Reviewer's Responses to Questions

Part I - Summary

Please use this section to discuss strengths/weaknesses of study, novelty/significance, general execution and scholarship.

Reviewer #1: The study by Zhang et al provides some compelling results to demonstrate that the Legionella pneumophila effector MavH modulates the cytoskeleton of host cells by interacting with capping proteins, promoting actin polymerization in a membrane- (liposome) dependent manner. The study is comprehensive and with a few exceptions, the results are of high quality. The study needs further experiments to address some of the pressing questions in the study of Legionella effectors such as functional redundancy among effectors with similar cell biological impact.

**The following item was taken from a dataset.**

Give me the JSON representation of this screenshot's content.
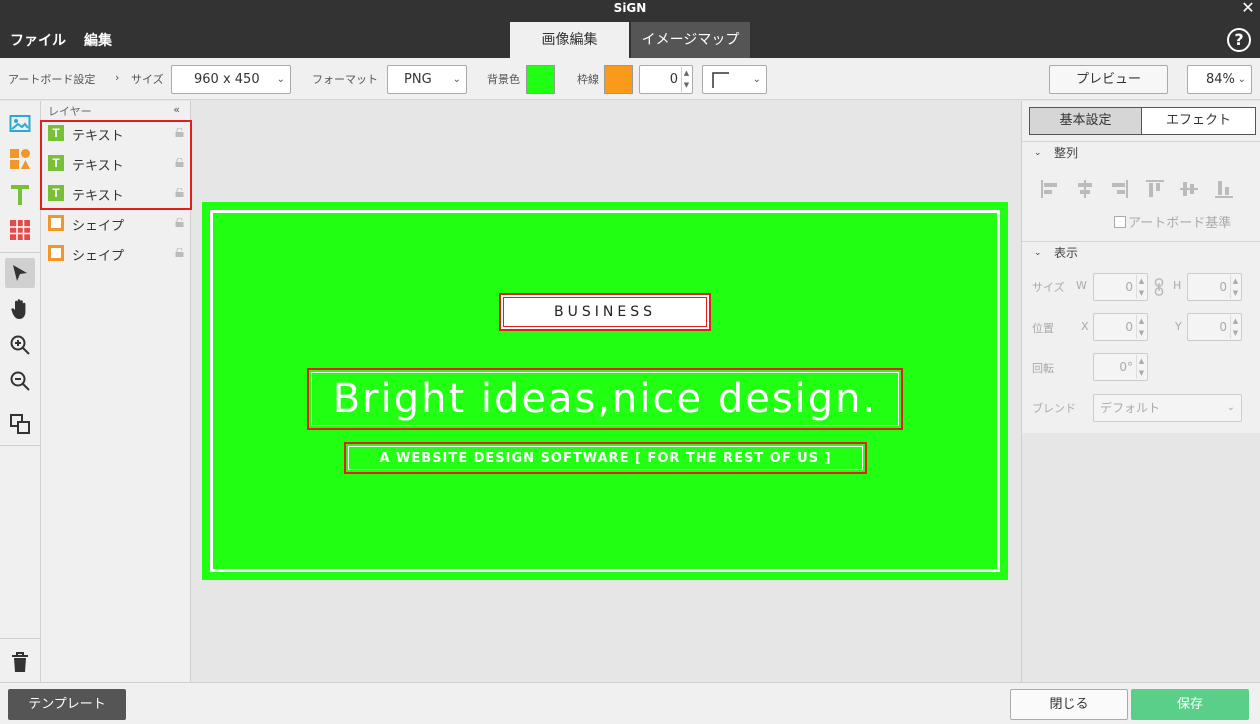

Reviewer #2: The study by Zhang et al. investigates the mode of action of the type IV secretion system (T4SS)-translocated effector protein MavH, produced by the causative agent of Legionnaires’ disease, Legionella pneumophila. MavH was identified in a screen for L. pneumophila effectors that perturb the host actin cytoskeleton. Ectopically produced GFP-MavH showed a punctate localization and co-localized with the early endosomal marker EEA1, in agreement with an earlier study documenting the direct binding of MavH to the endosomal phosphoinositide (PI) lipid PI(3)P. The authors then go on to show that (i) MavH recruits host actin capping proteins (CP) and actin to endosomes via its central CP-interacting (CPI) motif and an N-terminal WASP homology (WH2)-like actin binding domain, (ii) MavH inhibits actin polymerization in absence of membranes in vitro, but stimulates actin polymerization in presence of PI(3)P-containing membranes, (iii) MavN recruits CP to negatively regulate actin density at membranes, and (iv) MavN is secreted by the T4SS and localizes to the pathogen vacuole membrane very early during infection.

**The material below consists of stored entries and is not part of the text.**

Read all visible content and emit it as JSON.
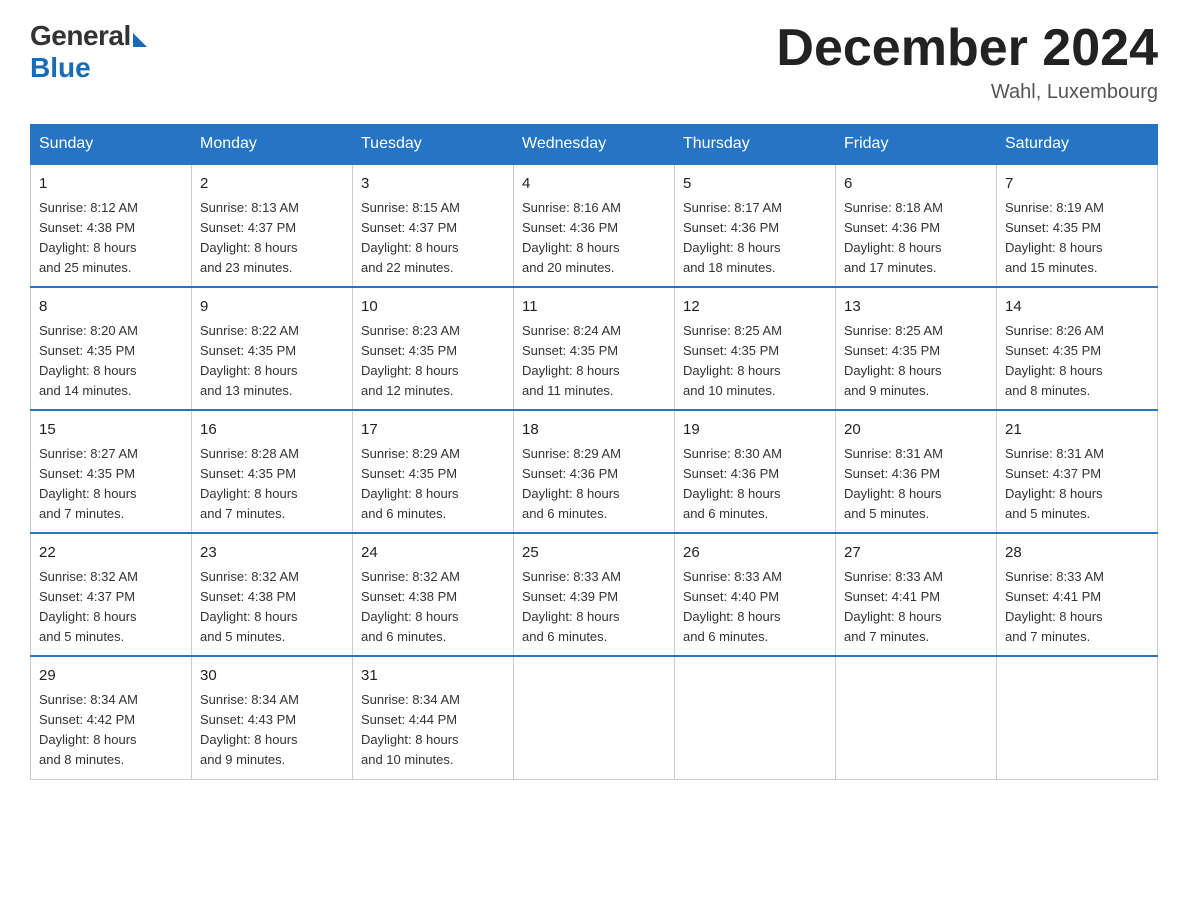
{
  "header": {
    "logo_general": "General",
    "logo_blue": "Blue",
    "month_title": "December 2024",
    "location": "Wahl, Luxembourg"
  },
  "days_of_week": [
    "Sunday",
    "Monday",
    "Tuesday",
    "Wednesday",
    "Thursday",
    "Friday",
    "Saturday"
  ],
  "weeks": [
    [
      {
        "day": "1",
        "info": "Sunrise: 8:12 AM\nSunset: 4:38 PM\nDaylight: 8 hours\nand 25 minutes."
      },
      {
        "day": "2",
        "info": "Sunrise: 8:13 AM\nSunset: 4:37 PM\nDaylight: 8 hours\nand 23 minutes."
      },
      {
        "day": "3",
        "info": "Sunrise: 8:15 AM\nSunset: 4:37 PM\nDaylight: 8 hours\nand 22 minutes."
      },
      {
        "day": "4",
        "info": "Sunrise: 8:16 AM\nSunset: 4:36 PM\nDaylight: 8 hours\nand 20 minutes."
      },
      {
        "day": "5",
        "info": "Sunrise: 8:17 AM\nSunset: 4:36 PM\nDaylight: 8 hours\nand 18 minutes."
      },
      {
        "day": "6",
        "info": "Sunrise: 8:18 AM\nSunset: 4:36 PM\nDaylight: 8 hours\nand 17 minutes."
      },
      {
        "day": "7",
        "info": "Sunrise: 8:19 AM\nSunset: 4:35 PM\nDaylight: 8 hours\nand 15 minutes."
      }
    ],
    [
      {
        "day": "8",
        "info": "Sunrise: 8:20 AM\nSunset: 4:35 PM\nDaylight: 8 hours\nand 14 minutes."
      },
      {
        "day": "9",
        "info": "Sunrise: 8:22 AM\nSunset: 4:35 PM\nDaylight: 8 hours\nand 13 minutes."
      },
      {
        "day": "10",
        "info": "Sunrise: 8:23 AM\nSunset: 4:35 PM\nDaylight: 8 hours\nand 12 minutes."
      },
      {
        "day": "11",
        "info": "Sunrise: 8:24 AM\nSunset: 4:35 PM\nDaylight: 8 hours\nand 11 minutes."
      },
      {
        "day": "12",
        "info": "Sunrise: 8:25 AM\nSunset: 4:35 PM\nDaylight: 8 hours\nand 10 minutes."
      },
      {
        "day": "13",
        "info": "Sunrise: 8:25 AM\nSunset: 4:35 PM\nDaylight: 8 hours\nand 9 minutes."
      },
      {
        "day": "14",
        "info": "Sunrise: 8:26 AM\nSunset: 4:35 PM\nDaylight: 8 hours\nand 8 minutes."
      }
    ],
    [
      {
        "day": "15",
        "info": "Sunrise: 8:27 AM\nSunset: 4:35 PM\nDaylight: 8 hours\nand 7 minutes."
      },
      {
        "day": "16",
        "info": "Sunrise: 8:28 AM\nSunset: 4:35 PM\nDaylight: 8 hours\nand 7 minutes."
      },
      {
        "day": "17",
        "info": "Sunrise: 8:29 AM\nSunset: 4:35 PM\nDaylight: 8 hours\nand 6 minutes."
      },
      {
        "day": "18",
        "info": "Sunrise: 8:29 AM\nSunset: 4:36 PM\nDaylight: 8 hours\nand 6 minutes."
      },
      {
        "day": "19",
        "info": "Sunrise: 8:30 AM\nSunset: 4:36 PM\nDaylight: 8 hours\nand 6 minutes."
      },
      {
        "day": "20",
        "info": "Sunrise: 8:31 AM\nSunset: 4:36 PM\nDaylight: 8 hours\nand 5 minutes."
      },
      {
        "day": "21",
        "info": "Sunrise: 8:31 AM\nSunset: 4:37 PM\nDaylight: 8 hours\nand 5 minutes."
      }
    ],
    [
      {
        "day": "22",
        "info": "Sunrise: 8:32 AM\nSunset: 4:37 PM\nDaylight: 8 hours\nand 5 minutes."
      },
      {
        "day": "23",
        "info": "Sunrise: 8:32 AM\nSunset: 4:38 PM\nDaylight: 8 hours\nand 5 minutes."
      },
      {
        "day": "24",
        "info": "Sunrise: 8:32 AM\nSunset: 4:38 PM\nDaylight: 8 hours\nand 6 minutes."
      },
      {
        "day": "25",
        "info": "Sunrise: 8:33 AM\nSunset: 4:39 PM\nDaylight: 8 hours\nand 6 minutes."
      },
      {
        "day": "26",
        "info": "Sunrise: 8:33 AM\nSunset: 4:40 PM\nDaylight: 8 hours\nand 6 minutes."
      },
      {
        "day": "27",
        "info": "Sunrise: 8:33 AM\nSunset: 4:41 PM\nDaylight: 8 hours\nand 7 minutes."
      },
      {
        "day": "28",
        "info": "Sunrise: 8:33 AM\nSunset: 4:41 PM\nDaylight: 8 hours\nand 7 minutes."
      }
    ],
    [
      {
        "day": "29",
        "info": "Sunrise: 8:34 AM\nSunset: 4:42 PM\nDaylight: 8 hours\nand 8 minutes."
      },
      {
        "day": "30",
        "info": "Sunrise: 8:34 AM\nSunset: 4:43 PM\nDaylight: 8 hours\nand 9 minutes."
      },
      {
        "day": "31",
        "info": "Sunrise: 8:34 AM\nSunset: 4:44 PM\nDaylight: 8 hours\nand 10 minutes."
      },
      {
        "day": "",
        "info": ""
      },
      {
        "day": "",
        "info": ""
      },
      {
        "day": "",
        "info": ""
      },
      {
        "day": "",
        "info": ""
      }
    ]
  ]
}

The manuscript is well-written, and the story unfolds in a straightforward, logical manner. The putative CPI motif and the WH2 domain of MavH were validated by convincing mutagenesis analysis and conclusive cell biological as well as biochemical readouts. Overall, the finding that MavH adopts a novel mechanism to nucleate actin is very intriguing. In contrast to the known actin nucleation mechanisms (Arp2/3 complex, formins, tandem actin-binding domain proteins), a single actin-binding WH2 domain, in concert with PI(3)P-containing membranes, suffices for the effector MavH to nucleate actin. A few rather minor points should be addressed to further strengthen the study.

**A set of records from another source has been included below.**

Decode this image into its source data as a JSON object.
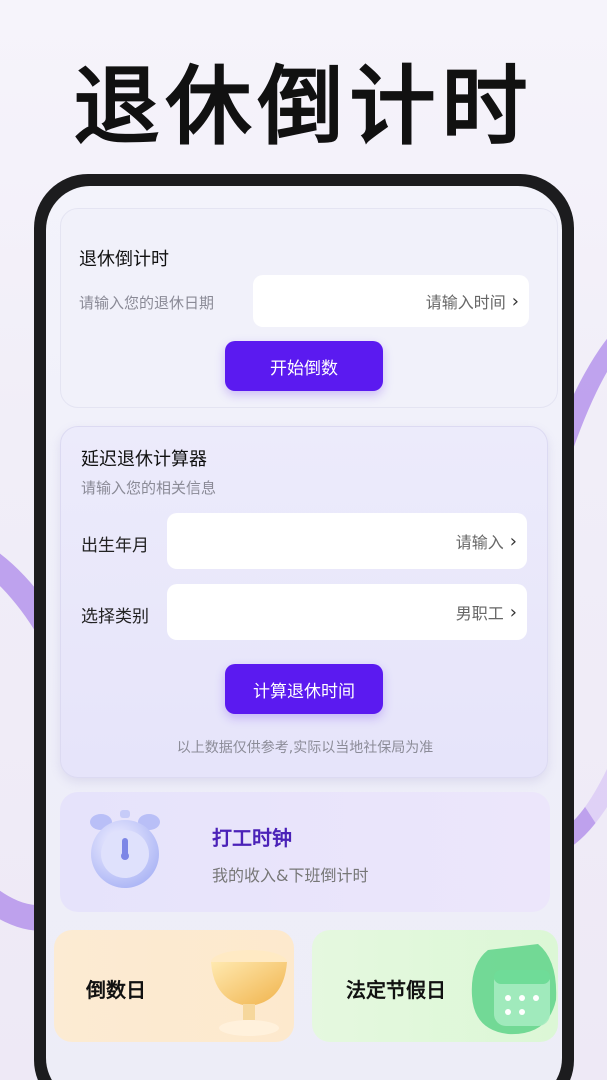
{
  "promo": {
    "title": "退休倒计时"
  },
  "countdown_card": {
    "title": "退休倒计时",
    "prompt": "请输入您的退休日期",
    "date_field_placeholder": "请输入时间",
    "start_button": "开始倒数"
  },
  "delay_card": {
    "title": "延迟退休计算器",
    "subtitle": "请输入您的相关信息",
    "birth_label": "出生年月",
    "birth_placeholder": "请输入",
    "category_label": "选择类别",
    "category_value": "男职工",
    "calc_button": "计算退休时间",
    "disclaimer": "以上数据仅供参考,实际以当地社保局为准"
  },
  "work_clock_card": {
    "title": "打工时钟",
    "subtitle": "我的收入&下班倒计时",
    "icon": "alarm-clock-icon"
  },
  "tiles": {
    "days_label": "倒数日",
    "days_icon": "trophy-cup-icon",
    "holiday_label": "法定节假日",
    "holiday_icon": "calendar-icon"
  },
  "colors": {
    "accent": "#5b1af0",
    "clock_title": "#4b22b8"
  }
}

Reviewer #3: The manuscript describes a Legionella effector protein, MavH, that has been characterized in the study by the authors to localize to endosomes via a PI3-binding domain. Furthermore, two N-terminal domains were identified that indicate a potential role of MavH for actin polymerization around endosomes during Legionella infection. These domains are a capping-binding protein binding domain, and also a WH2-like domain for actin binding. In vitro assays were performed that demonstrate actin polymerization dependent on these domains in the presence of PI3P-containing liposomes. Also, pulldowns were performed to characterize the interaction with the proposed partners. These in vitro assays are very convincing. Nevertheless, the cell biological characterization through co-localization is very preliminary, the EM data not interpretable, and the infection assays in figure 6 also rather preliminary. Therefore, I feel that the manuscript has too many “open ends” to allow the conclusions of the authors. Even though well written, a huge amount of additional experiments, analysis and controls would need to be performed to link the “in vitro” data with the proposed role of MavH during infection.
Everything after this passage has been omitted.